16. A staged pumping system for producing a fluid from a subterranean geological formation, wherein the pumping system is disposed within a well via tubing and wherein the pumping system comprises: a centrifugal pump assembly comprising a motor section and a centrifugal pump section, wherein the centrifugal pump, in operation, transfers the production fluid from the subterranean geological formation; and a jet pump assembly comprising a nozzle, suction chamber and check valve disposed below the nozzle, wherein the jet pump assembly, in operation, receives the production fluid from the centrifugal pump assembly and lifts the production fluid to a collection point; and wherein the centrifugal pump assembly is, in operation, controlled by a variable speed drive operated in current mode.

17. A staged pumping system for producing a fluid from a subterranean geological formation, wherein the pumping system is disposed within a well via tubing and wherein the pumping system comprises: a first stage pump assembly, wherein the first stage pump assembly, in operation, transfers the production fluid from the subterranean geological formation; and a jet pump assembly comprising a nozzle, suction chamber and check valve disposed below the nozzle, wherein the jet pump assembly, in operation, receives the production fluid from the centrifugal pump assembly and lifts the production fluid to a collection point; and a fallback preventer disposed above the jet pump assembly.

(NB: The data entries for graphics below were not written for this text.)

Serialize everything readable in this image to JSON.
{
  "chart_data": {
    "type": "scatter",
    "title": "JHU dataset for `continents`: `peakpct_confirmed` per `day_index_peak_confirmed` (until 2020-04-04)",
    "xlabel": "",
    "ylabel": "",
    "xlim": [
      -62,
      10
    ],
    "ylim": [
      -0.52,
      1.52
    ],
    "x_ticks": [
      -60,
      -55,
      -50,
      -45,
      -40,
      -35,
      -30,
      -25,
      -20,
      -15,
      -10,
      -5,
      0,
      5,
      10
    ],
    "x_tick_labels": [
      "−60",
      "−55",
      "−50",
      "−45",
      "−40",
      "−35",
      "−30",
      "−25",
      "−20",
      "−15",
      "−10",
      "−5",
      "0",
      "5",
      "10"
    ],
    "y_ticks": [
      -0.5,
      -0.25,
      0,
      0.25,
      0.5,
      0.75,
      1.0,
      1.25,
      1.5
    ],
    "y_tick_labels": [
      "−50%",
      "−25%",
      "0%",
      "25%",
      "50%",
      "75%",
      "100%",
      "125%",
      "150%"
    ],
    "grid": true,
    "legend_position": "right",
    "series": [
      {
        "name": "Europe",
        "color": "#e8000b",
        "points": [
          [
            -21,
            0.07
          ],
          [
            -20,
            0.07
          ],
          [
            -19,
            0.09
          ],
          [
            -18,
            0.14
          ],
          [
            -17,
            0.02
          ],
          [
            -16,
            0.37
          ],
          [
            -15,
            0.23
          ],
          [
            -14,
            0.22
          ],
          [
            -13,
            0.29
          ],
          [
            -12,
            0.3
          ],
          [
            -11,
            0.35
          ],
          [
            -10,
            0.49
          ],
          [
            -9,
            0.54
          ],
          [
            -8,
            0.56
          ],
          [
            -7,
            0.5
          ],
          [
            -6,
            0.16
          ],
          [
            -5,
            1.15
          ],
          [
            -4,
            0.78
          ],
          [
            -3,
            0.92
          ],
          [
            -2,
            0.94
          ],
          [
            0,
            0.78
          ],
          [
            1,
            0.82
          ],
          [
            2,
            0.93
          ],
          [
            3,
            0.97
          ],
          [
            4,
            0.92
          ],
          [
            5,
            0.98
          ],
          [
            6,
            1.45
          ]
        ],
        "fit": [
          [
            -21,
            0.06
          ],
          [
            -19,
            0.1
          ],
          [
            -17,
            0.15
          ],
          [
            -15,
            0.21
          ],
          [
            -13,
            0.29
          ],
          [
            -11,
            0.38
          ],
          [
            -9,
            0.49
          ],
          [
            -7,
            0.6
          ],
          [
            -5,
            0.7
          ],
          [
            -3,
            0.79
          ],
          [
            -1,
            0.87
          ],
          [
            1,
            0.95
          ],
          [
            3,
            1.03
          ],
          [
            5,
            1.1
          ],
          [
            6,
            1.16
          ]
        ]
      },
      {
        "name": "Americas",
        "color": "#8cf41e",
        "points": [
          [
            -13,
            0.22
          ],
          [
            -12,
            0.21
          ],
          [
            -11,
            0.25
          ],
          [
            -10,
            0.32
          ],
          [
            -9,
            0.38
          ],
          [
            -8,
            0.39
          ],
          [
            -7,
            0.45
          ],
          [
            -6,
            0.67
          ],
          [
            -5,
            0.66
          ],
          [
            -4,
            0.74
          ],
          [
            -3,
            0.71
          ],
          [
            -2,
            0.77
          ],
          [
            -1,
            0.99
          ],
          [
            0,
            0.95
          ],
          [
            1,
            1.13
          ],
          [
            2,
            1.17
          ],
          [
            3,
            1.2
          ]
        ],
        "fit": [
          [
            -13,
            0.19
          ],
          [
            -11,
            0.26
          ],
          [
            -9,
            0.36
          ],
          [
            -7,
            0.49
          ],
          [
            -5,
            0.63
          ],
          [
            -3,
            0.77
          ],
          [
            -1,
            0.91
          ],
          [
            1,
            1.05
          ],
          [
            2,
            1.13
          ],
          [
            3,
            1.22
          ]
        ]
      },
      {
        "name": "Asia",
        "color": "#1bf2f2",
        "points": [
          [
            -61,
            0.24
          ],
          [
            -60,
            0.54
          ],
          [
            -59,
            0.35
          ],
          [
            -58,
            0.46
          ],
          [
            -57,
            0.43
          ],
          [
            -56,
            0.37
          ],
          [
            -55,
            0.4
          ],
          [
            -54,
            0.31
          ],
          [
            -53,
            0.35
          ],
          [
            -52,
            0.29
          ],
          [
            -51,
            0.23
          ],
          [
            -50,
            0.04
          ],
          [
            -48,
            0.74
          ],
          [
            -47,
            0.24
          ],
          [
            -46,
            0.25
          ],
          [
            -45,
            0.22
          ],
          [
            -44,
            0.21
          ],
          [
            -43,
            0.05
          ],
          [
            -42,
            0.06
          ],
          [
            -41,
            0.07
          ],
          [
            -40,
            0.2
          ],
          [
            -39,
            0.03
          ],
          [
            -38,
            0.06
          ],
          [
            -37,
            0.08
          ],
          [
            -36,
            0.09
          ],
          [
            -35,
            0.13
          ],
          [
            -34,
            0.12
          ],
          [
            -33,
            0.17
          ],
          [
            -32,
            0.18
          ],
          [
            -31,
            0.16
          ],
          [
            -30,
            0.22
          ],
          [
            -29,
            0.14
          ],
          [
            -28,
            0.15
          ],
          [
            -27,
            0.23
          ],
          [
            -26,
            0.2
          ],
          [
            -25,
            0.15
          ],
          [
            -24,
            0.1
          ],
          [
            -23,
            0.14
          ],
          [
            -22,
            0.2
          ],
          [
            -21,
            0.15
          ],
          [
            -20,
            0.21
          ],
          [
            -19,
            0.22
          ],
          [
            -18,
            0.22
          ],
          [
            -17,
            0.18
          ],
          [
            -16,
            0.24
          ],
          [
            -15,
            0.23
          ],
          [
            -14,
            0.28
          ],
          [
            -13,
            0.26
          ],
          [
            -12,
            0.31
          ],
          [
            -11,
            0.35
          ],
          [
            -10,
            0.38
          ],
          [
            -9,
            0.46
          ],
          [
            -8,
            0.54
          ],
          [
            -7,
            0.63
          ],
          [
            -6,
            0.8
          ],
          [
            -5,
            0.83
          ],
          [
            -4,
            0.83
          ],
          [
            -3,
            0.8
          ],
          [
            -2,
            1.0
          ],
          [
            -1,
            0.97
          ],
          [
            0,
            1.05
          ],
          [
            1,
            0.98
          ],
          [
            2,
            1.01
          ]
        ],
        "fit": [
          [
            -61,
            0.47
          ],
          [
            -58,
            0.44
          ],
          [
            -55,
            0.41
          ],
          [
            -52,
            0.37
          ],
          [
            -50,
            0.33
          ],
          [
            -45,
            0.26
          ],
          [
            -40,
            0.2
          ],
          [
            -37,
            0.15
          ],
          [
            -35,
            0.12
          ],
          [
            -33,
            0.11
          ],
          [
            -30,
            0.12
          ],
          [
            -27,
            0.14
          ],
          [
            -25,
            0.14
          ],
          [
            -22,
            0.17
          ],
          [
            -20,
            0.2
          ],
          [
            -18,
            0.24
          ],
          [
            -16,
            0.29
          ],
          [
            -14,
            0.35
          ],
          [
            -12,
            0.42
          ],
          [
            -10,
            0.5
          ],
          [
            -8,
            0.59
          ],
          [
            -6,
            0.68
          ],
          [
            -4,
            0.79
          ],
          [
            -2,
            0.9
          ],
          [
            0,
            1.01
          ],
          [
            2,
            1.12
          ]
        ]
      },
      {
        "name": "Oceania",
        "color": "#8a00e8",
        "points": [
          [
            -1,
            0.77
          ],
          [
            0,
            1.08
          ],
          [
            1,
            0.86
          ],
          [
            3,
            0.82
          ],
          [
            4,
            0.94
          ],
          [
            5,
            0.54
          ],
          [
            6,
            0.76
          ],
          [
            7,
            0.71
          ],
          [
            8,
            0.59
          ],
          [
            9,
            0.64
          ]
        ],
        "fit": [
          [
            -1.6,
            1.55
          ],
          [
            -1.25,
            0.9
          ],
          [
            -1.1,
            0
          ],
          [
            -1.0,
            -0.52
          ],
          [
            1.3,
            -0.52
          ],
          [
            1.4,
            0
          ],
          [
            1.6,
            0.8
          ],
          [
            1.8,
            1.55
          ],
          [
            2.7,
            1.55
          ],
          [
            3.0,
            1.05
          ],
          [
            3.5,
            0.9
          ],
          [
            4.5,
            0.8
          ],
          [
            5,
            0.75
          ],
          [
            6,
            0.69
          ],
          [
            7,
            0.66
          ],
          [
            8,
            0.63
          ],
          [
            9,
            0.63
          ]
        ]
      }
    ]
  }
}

18. The pumping system of claim 17, wherein the first stage pump assembly is selected from rotary pumps, centrifugal pumps and combinations thereof.

19. The pumping system of claim 17, wherein the fallback preventer comprises an automatic diverter valve.

20. The pumping system of claim 17, wherein the pumping system is part of an artificial lift system and wherein the lift system further comprises a production packer disposed within an annulus above the jet pump assembly.